DumaiHeadlines.com – Harga Bitcoin menunjukkan pergerakan yang tidak terduga sepekan setelah Bank Sentral AS, The Fed, memangkas suku bunga sebesar 25 basis poin.
Alih-alih langsung melonjak—sebagaimana aset berisiko umumnya merespons kebijakan moneter longgar—harga Bitcoin justru bergerak volatil, bahkan sempat turun ke level $111.500 setelah sempat menyentuh $117.700 hari ini.
Fenomena ini memicu pertanyaan besar di kalangan investor: mengapa sentimen dovish The Fed tidak serta merta mendorong harga kripto?
Likuiditas Belum Agresif: Dampak Profit Taking dan QT The Fed
Analis pasar kripto, Fahmi Almuttaqin menjelaskan bahwa pelemahan harga yang terjadi adalah respons terhadap dinamika pasar yang lebih kompleks daripada sekadar pengumuman suku bunga.
“Penurunan harga Bitcoin dan Ethereum saat ini sebagian besar disebabkan oleh pasar yang sudah mengantisipasi pemangkasan suku bunga jauh sebelum pengumuman resmi. Ketika keputusan keluar, sebagian investor melakukan aksi profit taking,” ungkap Fahmi melalui keterangan resminya, Kamis (25/9/2026).
Lebih lanjut, dia menyoroti bahwa faktor utama yang menahan reli adalah ketersediaan likuiditas dolar riil di pasar global. Meskipun suku bunga dipangkas, data neraca keuangan The Fed menunjukkan bank sentral tersebut belum agresif memperluas likuiditas.
Fahmi merujuk pada data mingguan H.4.1 Federal Reserve per 17 September 2025, yang mencatat total aset The Fed masih jauh di bawah puncak pandemi ($9 triliun).

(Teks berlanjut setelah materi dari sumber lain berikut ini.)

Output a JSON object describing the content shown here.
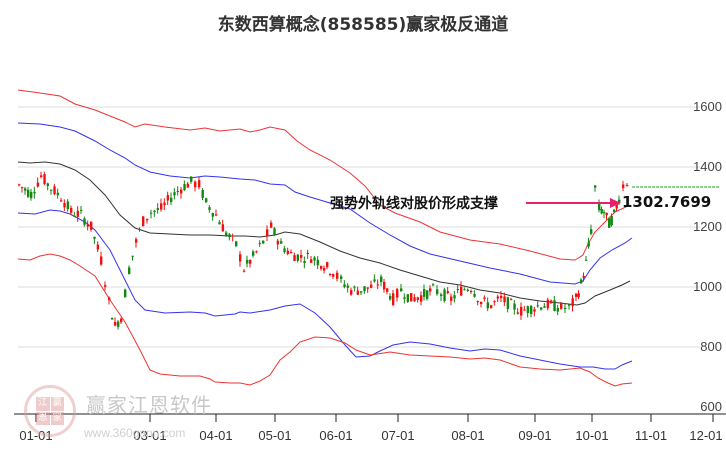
{
  "title": "东数西算概念(858585)赢家极反通道",
  "annotation": {
    "text": "强势外轨线对股价形成支撑",
    "value": "1302.7699",
    "arrow_color": "#e8206e"
  },
  "watermark": {
    "name": "赢家江恩软件",
    "url": "www.360gann.com",
    "logo_chars": [
      "江",
      "赢",
      "恩",
      "家"
    ]
  },
  "colors": {
    "up": "#ee1111",
    "down": "#118811",
    "outer_band": "#ee3333",
    "inner_band": "#3333ee",
    "mid_line": "#222222",
    "ref_line": "#11aa11",
    "grid": "#dddddd"
  },
  "chart_data": {
    "type": "candlestick",
    "title": "东数西算概念(858585)赢家极反通道",
    "xlabel": "",
    "ylabel": "",
    "ylim": [
      600,
      1700
    ],
    "y_ticks": [
      600,
      800,
      1000,
      1200,
      1400,
      1600
    ],
    "x_ticks": [
      "01-01",
      "03-01",
      "04-01",
      "05-01",
      "06-01",
      "07-01",
      "08-01",
      "09-01",
      "10-01",
      "11-01",
      "12-01"
    ],
    "grid": "horizontal",
    "series": [
      {
        "name": "outer_upper_band (red)",
        "color": "#ee3333",
        "x": [
          "01-01",
          "02-01",
          "03-01",
          "04-01",
          "05-01",
          "06-01",
          "07-01",
          "08-01",
          "09-01",
          "10-01"
        ],
        "values": [
          1660,
          1610,
          1560,
          1560,
          1550,
          1470,
          1320,
          1210,
          1180,
          1200
        ]
      },
      {
        "name": "inner_upper_band (blue)",
        "color": "#3333ee",
        "x": [
          "01-01",
          "02-01",
          "03-01",
          "04-01",
          "05-01",
          "06-01",
          "07-01",
          "08-01",
          "09-01",
          "10-01",
          "10-20"
        ],
        "values": [
          1580,
          1520,
          1470,
          1460,
          1450,
          1360,
          1200,
          1110,
          1050,
          1060,
          1170
        ]
      },
      {
        "name": "middle_line (black)",
        "color": "#222222",
        "x": [
          "01-01",
          "02-01",
          "03-01",
          "04-01",
          "05-01",
          "06-01",
          "07-01",
          "08-01",
          "09-01",
          "10-01",
          "10-20"
        ],
        "values": [
          1430,
          1420,
          1270,
          1200,
          1200,
          1160,
          1040,
          970,
          950,
          960,
          1030
        ]
      },
      {
        "name": "inner_lower_band (blue)",
        "color": "#3333ee",
        "x": [
          "01-01",
          "02-01",
          "03-01",
          "04-01",
          "05-01",
          "06-01",
          "07-01",
          "08-01",
          "09-01",
          "10-01",
          "10-20"
        ],
        "values": [
          1100,
          1090,
          940,
          840,
          810,
          930,
          900,
          870,
          850,
          840,
          850
        ]
      },
      {
        "name": "outer_lower_band (red)",
        "color": "#ee3333",
        "x": [
          "01-01",
          "02-01",
          "03-01",
          "04-01",
          "05-01",
          "06-01",
          "07-01",
          "08-01",
          "09-01",
          "10-01",
          "10-20"
        ],
        "values": [
          920,
          910,
          730,
          700,
          680,
          790,
          800,
          760,
          740,
          730,
          680
        ]
      },
      {
        "name": "price_close (candles)",
        "x": [
          "01-01",
          "01-15",
          "02-01",
          "02-15",
          "03-01",
          "03-15",
          "04-01",
          "04-15",
          "05-01",
          "05-15",
          "06-01",
          "06-15",
          "07-01",
          "07-15",
          "08-01",
          "08-15",
          "09-01",
          "09-15",
          "10-01",
          "10-10",
          "10-20"
        ],
        "values": [
          1340,
          1260,
          1190,
          880,
          1200,
          1300,
          1370,
          1180,
          1080,
          1100,
          1060,
          1000,
          960,
          980,
          980,
          950,
          930,
          930,
          1170,
          1300,
          1340
        ]
      }
    ],
    "annotations": [
      {
        "text": "强势外轨线对股价形成支撑",
        "value": 1302.7699,
        "type": "arrow"
      }
    ],
    "reference_line": {
      "value": 1348,
      "style": "dashed",
      "color": "#11aa11"
    }
  }
}
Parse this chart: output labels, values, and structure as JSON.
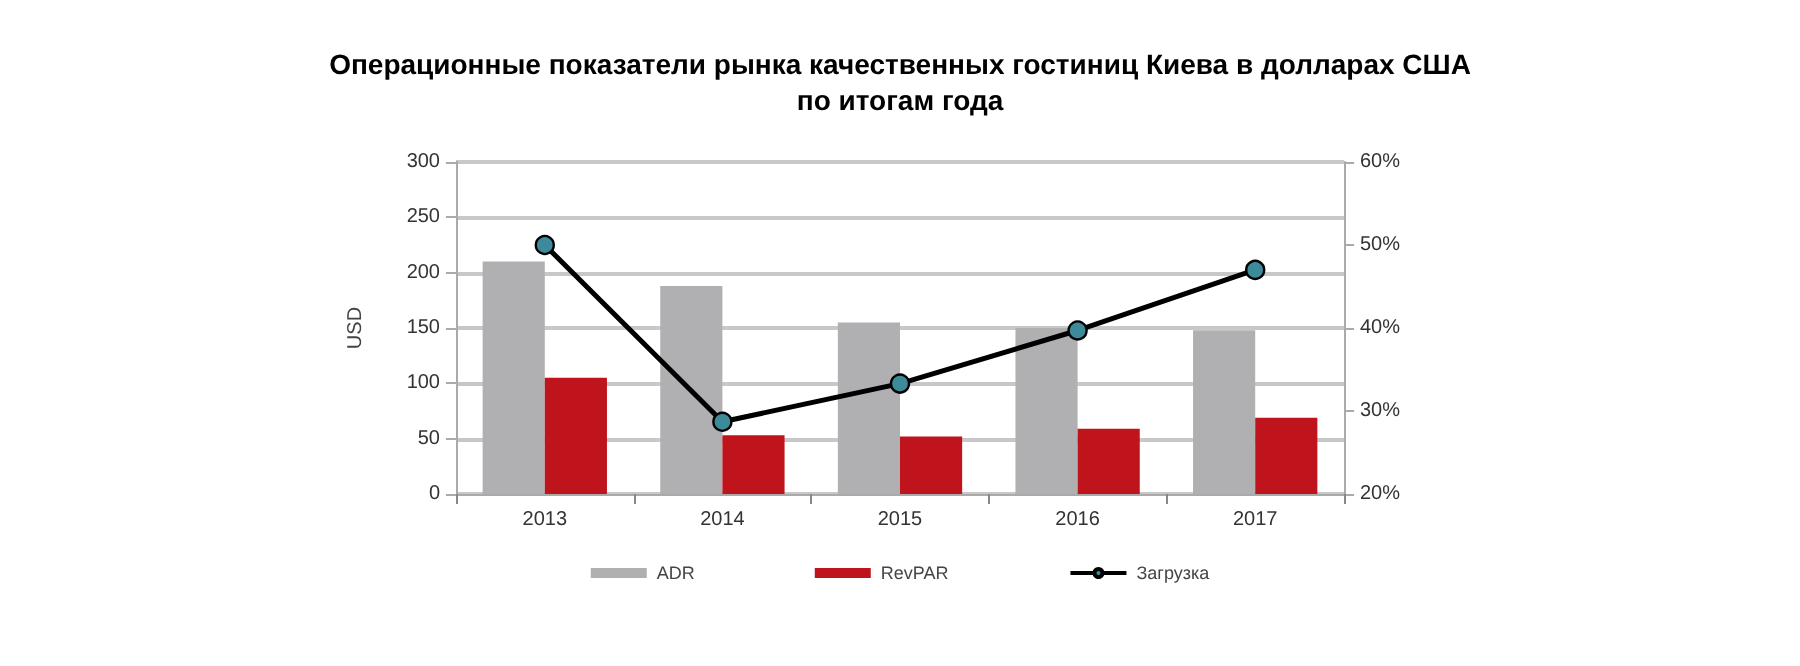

“Angka tersebut menandakan proses Quantitative Tightening (QT) atau pengetatan kebijakan moneter, masih berlangsung, meskipun dengan tempo yang melambat. Pasar menyadari, penurunan suku bunga saja belum cukup; ketersediaan likuiditas dolar secara riil di pasar adalah penentu utama,” tuturnya.
Proyeksi Jangka Pendek: Pasar Kripto dalam Fase Netral
Meskipun likuiditas global masih tertahan, indikator on-chain jangka pendek menunjukkan sinyal yang mulai mereda.
Fahmi menyebut, indikator SOPR (Spent Output Profit Ratio)—yang mengukur perbandingan antara aksi profit taking dan cut loss—saat ini berada pada level yang relatif normal. Hal ini mengindikasikan bahwa tekanan jual jangka pendek mungkin akan cukup minim.
Potensi New All-Time High (ATH) dan Skenario Risiko
Melihat ke depan, kondisi pasar tetap mendukung proyeksi positif bagi Bitcoin di sisa tahun ini. Fahmi memproyeksikan potensi kenaikan didukung oleh dua faktor utama:
- Outlook Suku Bunga Lanjutan: Hasil jajak pendapat dot plot FOMC pekan lalu mengindikasikan potensi dua kali pemangkasan suku bunga lanjutan, yang dapat memberikan sentimen positif jika didukung oleh kondisi inflasi yang stabil.
- Akumulasi Institusi: Tren akumulasi oleh investor institusi masih relatif solid, ditambah potensi berkembangnya adopsi ETF altcoin di masa depan.
Namun, investor juga dihadapkan pada skenario downside yang signifikan. Risiko terbesar adalah terjadinya pemerintah AS, yang dapat memicu tekanan arus kas jangka pendek dan potensi pemangkasan lapangan kerja berskala besar. Risiko lain termasuk lonjakan inflasi atau penguatan Dolar AS yang dapat memicu koreksi, dengan risiko Bitcoin turun di bawah $100.000.
Strategi Investor Indonesia: Fokus pada DCA dan Makro Global
Bagi investor di Indonesia, sisa tahun 2025 tetap membuka prospek diversifikasi ke aset risk-on seperti kripto.
Namun, mengingat volatilitas tinggi yang masih akan menyertai pergerakan Bitcoin, Fahmi menyarankan strategi Dollar Cost Averaging (DCA). Strategi ini dianggap lebih bijaksana ketimbang investasi dalam jumlah besar secara sekaligus.
“Pasar kripto kini tidak bisa dipisahkan dari dinamika makro global. Investor perlu memantau bukan hanya harga Bitcoin, tetapi juga indikator likuiditas dolar dan arus dana institusional,” tutup Fahmi, yang juga menekankan pentingnya pemahaman makroekonomi dalam pengambilan keputusan investasi kripto.